Many of the concepts presented by Dr. Freitas, if not the underlying premise itself, atomic-scale control, are sure to engender controversy. The implications for the future of medicine, would be profound should the technical and theoretical underpinnings of nanomedicine prove to be correct. Given the current pace of development in nanotechnologies generally, the future of medicine really does appear to be nothing short of awesome. Seen in this context, Nanomedicine by Robert Freitas is a must read. It is the authoritative roadmap to the future of medicine.
Kerry
I'm a research engineer with a major U.S. corporation, and I think that Nanomedicine is an awesome book - Freitas obviously did a huge amount of work in writing this book. It isn't light reading - you need a college-level scientific education to really understand it, but even those without a technical background will appreciate the solid foundation that this provides for the tremendous advances that advanced nanotechnology will make possible. At any rate, if you want to understand the coming nanotechnology revolution in medicine, you must read this book.

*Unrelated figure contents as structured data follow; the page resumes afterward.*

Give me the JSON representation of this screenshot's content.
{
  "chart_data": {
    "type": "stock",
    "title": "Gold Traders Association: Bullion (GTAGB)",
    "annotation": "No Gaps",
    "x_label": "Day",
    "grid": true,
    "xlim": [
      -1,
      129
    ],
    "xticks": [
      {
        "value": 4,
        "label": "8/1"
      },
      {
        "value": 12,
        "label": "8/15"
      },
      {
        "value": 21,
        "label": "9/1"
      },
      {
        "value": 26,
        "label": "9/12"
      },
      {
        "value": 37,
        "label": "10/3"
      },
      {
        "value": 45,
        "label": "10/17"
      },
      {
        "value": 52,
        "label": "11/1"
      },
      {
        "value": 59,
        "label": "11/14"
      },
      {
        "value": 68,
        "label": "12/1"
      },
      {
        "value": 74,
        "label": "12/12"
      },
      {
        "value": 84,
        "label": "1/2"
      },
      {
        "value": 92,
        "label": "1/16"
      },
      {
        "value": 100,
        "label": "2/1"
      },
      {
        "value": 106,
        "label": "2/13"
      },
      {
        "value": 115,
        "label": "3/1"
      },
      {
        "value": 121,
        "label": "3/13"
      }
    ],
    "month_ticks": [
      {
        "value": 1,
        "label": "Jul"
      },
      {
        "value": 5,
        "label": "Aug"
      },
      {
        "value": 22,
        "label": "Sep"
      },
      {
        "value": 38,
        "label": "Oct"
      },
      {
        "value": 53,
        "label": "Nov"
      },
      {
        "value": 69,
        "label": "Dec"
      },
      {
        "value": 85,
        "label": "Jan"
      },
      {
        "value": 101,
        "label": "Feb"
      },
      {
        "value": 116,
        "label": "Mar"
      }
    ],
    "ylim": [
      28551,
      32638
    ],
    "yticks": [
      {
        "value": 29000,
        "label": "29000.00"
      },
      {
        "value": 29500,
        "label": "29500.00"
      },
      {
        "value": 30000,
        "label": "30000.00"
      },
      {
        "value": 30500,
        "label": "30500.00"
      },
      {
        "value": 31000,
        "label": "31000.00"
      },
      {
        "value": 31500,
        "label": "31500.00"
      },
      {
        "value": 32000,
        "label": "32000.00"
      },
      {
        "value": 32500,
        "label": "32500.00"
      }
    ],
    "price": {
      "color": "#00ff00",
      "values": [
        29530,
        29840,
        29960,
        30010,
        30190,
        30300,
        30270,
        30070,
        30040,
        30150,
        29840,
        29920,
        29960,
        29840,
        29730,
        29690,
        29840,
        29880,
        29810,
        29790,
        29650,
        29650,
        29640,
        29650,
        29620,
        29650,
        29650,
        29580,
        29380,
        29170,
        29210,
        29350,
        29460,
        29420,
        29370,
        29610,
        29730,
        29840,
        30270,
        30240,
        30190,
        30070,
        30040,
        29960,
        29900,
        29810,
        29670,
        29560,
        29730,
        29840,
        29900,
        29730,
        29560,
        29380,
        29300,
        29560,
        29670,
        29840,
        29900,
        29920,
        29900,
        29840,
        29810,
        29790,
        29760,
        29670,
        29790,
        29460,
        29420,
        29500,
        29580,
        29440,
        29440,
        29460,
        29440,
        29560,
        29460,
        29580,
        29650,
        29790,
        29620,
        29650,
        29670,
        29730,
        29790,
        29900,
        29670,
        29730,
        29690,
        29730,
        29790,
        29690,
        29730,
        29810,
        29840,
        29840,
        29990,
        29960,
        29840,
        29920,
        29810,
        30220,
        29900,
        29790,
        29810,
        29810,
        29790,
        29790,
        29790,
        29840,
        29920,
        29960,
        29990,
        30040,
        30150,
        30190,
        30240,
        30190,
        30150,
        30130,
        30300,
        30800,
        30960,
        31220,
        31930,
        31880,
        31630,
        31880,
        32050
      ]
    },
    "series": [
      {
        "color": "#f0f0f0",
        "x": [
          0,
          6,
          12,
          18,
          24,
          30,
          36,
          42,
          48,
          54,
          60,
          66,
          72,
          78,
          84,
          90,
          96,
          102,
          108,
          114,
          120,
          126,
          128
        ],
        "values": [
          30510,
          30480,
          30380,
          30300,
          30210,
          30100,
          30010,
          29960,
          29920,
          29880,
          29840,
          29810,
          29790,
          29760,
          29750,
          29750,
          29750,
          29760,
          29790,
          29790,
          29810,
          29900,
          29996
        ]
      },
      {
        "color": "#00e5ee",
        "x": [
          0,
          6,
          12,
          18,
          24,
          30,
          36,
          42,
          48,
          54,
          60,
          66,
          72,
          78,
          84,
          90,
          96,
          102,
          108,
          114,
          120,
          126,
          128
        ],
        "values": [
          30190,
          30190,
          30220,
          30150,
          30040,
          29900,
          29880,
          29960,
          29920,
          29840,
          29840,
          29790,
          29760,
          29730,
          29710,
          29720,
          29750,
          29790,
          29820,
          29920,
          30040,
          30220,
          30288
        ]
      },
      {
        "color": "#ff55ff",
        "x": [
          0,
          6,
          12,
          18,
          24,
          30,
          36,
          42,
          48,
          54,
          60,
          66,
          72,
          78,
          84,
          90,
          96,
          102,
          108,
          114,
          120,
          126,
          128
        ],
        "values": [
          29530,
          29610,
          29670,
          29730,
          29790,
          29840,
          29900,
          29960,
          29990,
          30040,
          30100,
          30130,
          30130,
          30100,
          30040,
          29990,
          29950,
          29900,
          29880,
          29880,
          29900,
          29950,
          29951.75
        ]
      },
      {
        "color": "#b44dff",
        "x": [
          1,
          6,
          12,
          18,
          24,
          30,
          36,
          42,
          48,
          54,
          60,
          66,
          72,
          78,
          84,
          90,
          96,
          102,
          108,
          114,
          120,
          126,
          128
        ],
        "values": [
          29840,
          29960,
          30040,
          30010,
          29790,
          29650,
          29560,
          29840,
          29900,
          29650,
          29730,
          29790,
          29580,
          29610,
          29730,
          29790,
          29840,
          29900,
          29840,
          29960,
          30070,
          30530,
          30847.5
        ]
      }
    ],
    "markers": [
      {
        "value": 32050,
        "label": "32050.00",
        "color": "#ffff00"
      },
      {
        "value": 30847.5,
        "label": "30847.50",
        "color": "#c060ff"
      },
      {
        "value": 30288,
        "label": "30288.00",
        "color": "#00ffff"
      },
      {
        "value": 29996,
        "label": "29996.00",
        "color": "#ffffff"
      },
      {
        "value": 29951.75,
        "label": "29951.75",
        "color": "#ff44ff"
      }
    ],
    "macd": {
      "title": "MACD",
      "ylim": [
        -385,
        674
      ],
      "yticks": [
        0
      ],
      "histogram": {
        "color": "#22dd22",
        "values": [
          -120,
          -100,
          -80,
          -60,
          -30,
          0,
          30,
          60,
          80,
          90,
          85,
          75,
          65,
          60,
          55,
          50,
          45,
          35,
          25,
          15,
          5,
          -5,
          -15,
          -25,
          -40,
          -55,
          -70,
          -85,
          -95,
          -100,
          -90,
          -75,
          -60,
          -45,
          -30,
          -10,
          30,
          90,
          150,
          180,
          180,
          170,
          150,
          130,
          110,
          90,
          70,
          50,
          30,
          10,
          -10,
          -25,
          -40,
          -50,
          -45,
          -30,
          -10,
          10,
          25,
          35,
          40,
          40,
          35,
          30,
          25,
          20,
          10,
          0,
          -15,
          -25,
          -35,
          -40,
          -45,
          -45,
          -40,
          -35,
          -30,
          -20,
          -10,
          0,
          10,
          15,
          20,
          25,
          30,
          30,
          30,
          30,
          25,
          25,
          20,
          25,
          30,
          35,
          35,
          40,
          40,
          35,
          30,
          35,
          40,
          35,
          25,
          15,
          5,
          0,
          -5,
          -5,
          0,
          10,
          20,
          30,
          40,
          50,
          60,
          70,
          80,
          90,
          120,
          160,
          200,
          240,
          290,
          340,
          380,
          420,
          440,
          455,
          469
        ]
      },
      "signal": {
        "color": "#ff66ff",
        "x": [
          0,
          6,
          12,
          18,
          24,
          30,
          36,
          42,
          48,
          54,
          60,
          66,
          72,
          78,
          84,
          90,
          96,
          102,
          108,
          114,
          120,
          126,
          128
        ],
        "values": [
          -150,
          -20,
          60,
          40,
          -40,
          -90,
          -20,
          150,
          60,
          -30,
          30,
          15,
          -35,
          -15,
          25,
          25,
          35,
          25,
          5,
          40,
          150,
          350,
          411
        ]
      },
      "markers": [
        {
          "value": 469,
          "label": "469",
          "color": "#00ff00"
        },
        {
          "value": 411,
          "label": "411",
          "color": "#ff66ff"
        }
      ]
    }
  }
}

I was very surprised by two recent reviewers who gave this excellent book an unfavorable rating. They obviously grossly misunderstood this book, apparently confining their long-term view of nanotechnology's contribution to 21st century medicine to the self-assembly of cleverly functionalized nanoparticles, such as the dendrimers being developed at UofM. Such nanoparticles will undoubtedly be very useful over the next few years, but for those of us who plan to predict to future by making it happen, we welcome Freitas' intricately detailed book. This book (and the series) is a vitally necessary foundation for ongoing research into active nanoscale devices that will incorporate nanoscale sensors, molecule-by-molecule reagent separations, molecular electronics, etc. One critic's comment about the left-handed DNA image on the cover reveals that this "reviewer" has not even opened the book. Freitas' use of the "wrong" DNA image was as purposeful as the humans pictured with seven fingers on the spine. He laments at the "left handed DNA" website ([...]) that "apparently these artistic subtleties have been lost on some readers."